There is a gap between the Anglo Saxon(UK & US) world view and European (this might not be news to you) - Europe considers the author as supreme in all things creative -- hence the fact that the French believe colorising should only be allowed if the director says so and the US reckons if its okay with Turner Classic movies 'no problemo'.

US law also favours First amendment (free speech rights) pretty much to the detriment of all other rules - which means it can take bits of films without the copyright owners permission and stitch them together into whatever they like (this in law was highlighted by Yahoo sale of Nazi memorabilia which French law objected to and US courts overruled.)

US also permits what some might consider as violations where the use is 'transformative' (case was Barbie in work of art - Mattel unable to protect the doll)

There used to be two types of rights that went with a piece of 'creative content' the copying bit (mechanical) and the performing bit - what is the Internet - well it's both in that it can carry a performance (near live) but along the way all sorts of copies exist (in all those Cisco boxes and things).

Now the distribution rights for things like books and DVDs actually exhaust - this means I can buy a copy of Harry Pottter and the temple of doom' read it and then sell it on e-bay as a used book.

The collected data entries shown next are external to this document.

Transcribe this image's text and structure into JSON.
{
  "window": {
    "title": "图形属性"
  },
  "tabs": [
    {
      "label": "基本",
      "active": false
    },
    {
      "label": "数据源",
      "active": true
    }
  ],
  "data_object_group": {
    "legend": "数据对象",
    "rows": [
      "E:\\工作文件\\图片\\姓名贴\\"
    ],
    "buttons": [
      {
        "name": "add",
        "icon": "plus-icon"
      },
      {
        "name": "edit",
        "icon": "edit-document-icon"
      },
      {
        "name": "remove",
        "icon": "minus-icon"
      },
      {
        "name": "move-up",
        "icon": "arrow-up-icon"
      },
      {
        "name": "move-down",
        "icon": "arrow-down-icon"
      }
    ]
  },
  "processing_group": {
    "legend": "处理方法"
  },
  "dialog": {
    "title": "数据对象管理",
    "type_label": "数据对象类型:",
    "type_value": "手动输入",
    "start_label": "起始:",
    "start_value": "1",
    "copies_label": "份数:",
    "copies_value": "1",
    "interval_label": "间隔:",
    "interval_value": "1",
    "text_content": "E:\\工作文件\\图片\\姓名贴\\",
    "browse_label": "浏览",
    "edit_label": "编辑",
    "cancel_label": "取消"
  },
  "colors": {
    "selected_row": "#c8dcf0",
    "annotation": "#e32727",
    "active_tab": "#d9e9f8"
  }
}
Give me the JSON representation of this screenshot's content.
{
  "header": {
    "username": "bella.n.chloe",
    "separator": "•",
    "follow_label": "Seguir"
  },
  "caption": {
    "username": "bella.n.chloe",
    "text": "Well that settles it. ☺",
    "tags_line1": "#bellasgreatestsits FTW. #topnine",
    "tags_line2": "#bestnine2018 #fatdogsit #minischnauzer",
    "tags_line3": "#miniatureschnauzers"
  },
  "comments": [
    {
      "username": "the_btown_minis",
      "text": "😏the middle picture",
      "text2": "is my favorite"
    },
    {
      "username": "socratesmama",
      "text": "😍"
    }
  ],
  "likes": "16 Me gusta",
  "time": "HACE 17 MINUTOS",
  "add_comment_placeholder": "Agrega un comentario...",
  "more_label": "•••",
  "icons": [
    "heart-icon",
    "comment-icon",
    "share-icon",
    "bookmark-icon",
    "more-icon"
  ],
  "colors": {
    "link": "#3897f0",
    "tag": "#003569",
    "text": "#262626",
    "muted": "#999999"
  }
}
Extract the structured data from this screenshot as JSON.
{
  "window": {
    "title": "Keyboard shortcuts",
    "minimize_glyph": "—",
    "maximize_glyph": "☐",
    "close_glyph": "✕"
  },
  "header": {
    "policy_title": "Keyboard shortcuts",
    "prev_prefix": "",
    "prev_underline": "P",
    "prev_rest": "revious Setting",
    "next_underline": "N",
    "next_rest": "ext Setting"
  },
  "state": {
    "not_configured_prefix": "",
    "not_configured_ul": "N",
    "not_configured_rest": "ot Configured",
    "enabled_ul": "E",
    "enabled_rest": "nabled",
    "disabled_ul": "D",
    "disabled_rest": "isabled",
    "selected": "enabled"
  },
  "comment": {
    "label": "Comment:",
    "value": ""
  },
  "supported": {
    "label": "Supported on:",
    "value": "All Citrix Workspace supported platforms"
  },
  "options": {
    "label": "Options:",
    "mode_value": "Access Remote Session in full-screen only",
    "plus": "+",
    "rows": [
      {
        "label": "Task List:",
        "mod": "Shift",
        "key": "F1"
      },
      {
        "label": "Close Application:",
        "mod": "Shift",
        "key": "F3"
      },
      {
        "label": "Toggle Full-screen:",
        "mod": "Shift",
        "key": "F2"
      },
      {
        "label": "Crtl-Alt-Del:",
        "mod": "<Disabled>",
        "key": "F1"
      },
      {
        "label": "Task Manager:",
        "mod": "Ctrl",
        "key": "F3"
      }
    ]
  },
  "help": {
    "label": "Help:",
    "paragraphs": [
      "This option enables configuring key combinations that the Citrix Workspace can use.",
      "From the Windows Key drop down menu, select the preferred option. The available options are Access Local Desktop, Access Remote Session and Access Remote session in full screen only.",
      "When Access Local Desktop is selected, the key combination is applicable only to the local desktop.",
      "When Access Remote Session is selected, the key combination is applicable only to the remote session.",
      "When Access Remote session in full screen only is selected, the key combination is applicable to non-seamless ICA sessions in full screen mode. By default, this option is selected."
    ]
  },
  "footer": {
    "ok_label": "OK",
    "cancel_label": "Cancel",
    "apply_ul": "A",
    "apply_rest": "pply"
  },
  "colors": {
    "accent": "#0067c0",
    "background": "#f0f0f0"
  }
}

But I can't do a copy of the previously mentioned book and sell it on e-bay (unless I want to get into legal hot water).

This leads to a sort of kludge for the web where you have a form of copyright that is known as a 'making available right' this covers
1) copying and
2) a kind of distribution that doesn't exhaust (I can't pass it on).

Now these are just the tip of the iceberg - if you're going to get involved in copyright get advice it's a minefield

Digital Britain report will have some thing to say about rights (but probably unlikely to simplify things).